EUR has slipped alongside GBP, albeit to a much lesser extent, down only 0.2% to 1.1125.  In addition to the softer CAD on falling oil prices, the USD majors index has managed to lift about 0.25%, taking the cumulative gain since last week’s FOMC statement to 1.1%.

The NZD is up on all the major crosses, although apart from NZD/GBP, gains have been contained to within 0.1-0.5%, with much of that occurring during NZ trading hours.  NZD/USD is back hovering around the key technical resistance level of 0.7250.  The GDT dairy auction overnight was broadly in line with expectations, with average prices down by 0.8%, following the stronger-than-expected run over the last couple of months.

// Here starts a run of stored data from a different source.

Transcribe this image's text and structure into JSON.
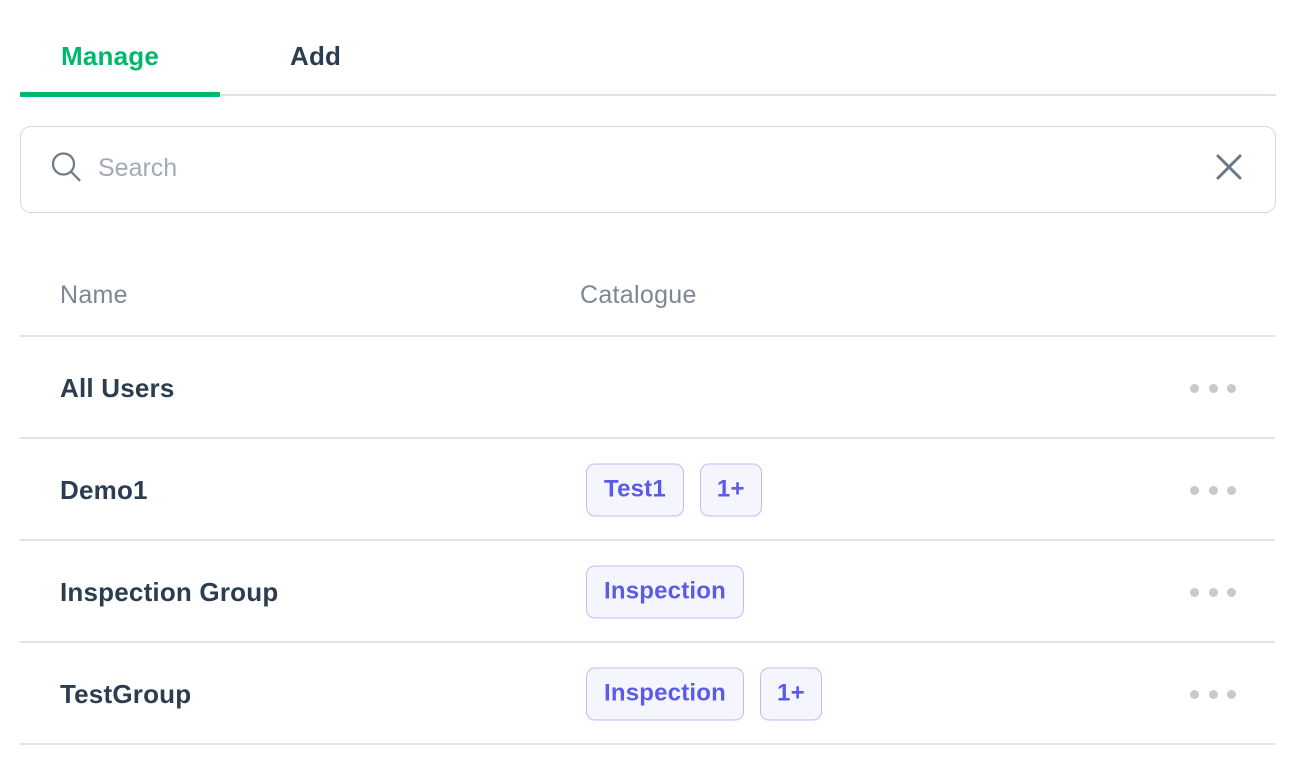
{
  "tabs": [
    {
      "label": "Manage",
      "active": true
    },
    {
      "label": "Add",
      "active": false
    }
  ],
  "search": {
    "placeholder": "Search",
    "value": "",
    "icon": "search-icon",
    "clear_icon": "close-icon"
  },
  "table": {
    "columns": [
      "Name",
      "Catalogue"
    ],
    "rows": [
      {
        "name": "All Users",
        "catalogue": []
      },
      {
        "name": "Demo1",
        "catalogue": [
          "Test1",
          "1+"
        ]
      },
      {
        "name": "Inspection Group",
        "catalogue": [
          "Inspection"
        ]
      },
      {
        "name": "TestGroup",
        "catalogue": [
          "Inspection",
          "1+"
        ]
      }
    ],
    "row_menu_icon": "more-horizontal-icon"
  },
  "colors": {
    "accent_green": "#00B86B",
    "tab_inactive": "#2B3D51",
    "header_gray": "#7C8795",
    "row_text": "#2B3D4F",
    "chip_text": "#5B5BE8",
    "chip_border": "#BDBDF5",
    "chip_bg": "#F5F5FD",
    "divider": "#E1E3E7"
  }
}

Yesterday, the local rates market saw small rises across the curve and a flattening bias, with the 2-year swap rate up 2.5bps to 2.23% and the 10-year rate less than 1bp higher at 3.16%.  A flow of paying interest at the short end was still working its way through the market.  This was triggered by offshore traders nervous ahead of Thursday’s OCR Review in light of the Fed, BoE and Bank of Canada’s hawkish vibes last week.

While we expect only minor tweaks to the RBNZ’s statement and no change to its neutral policy guidance, the bigger risk is that the Statement reads more dovish, than more hawkish, compared to the May MPS.  Falling oil prices and the stronger NZD will give the Bank more confidence that the recent run-up in inflation to over 2% is just a temporary phenomenon.  Softer Q1 GDP data will also be in the mix, although we’d argue that economic momentum remains sound, as indicated by recent positive business and consumer surveys, while an easing in fiscal policy has made us more optimistic on the growth path ahead.  Much stronger terms of trade – a combination of rising export prices and lower oil prices – are another added source of optimism about the NZ economic outlook.

The day ahead is another quiet one, with a sparse economic calendar.  As we go to press, the Fed’s Harker (voter) is about to deliver a speech and apart from that there isn’t much else to look forward to.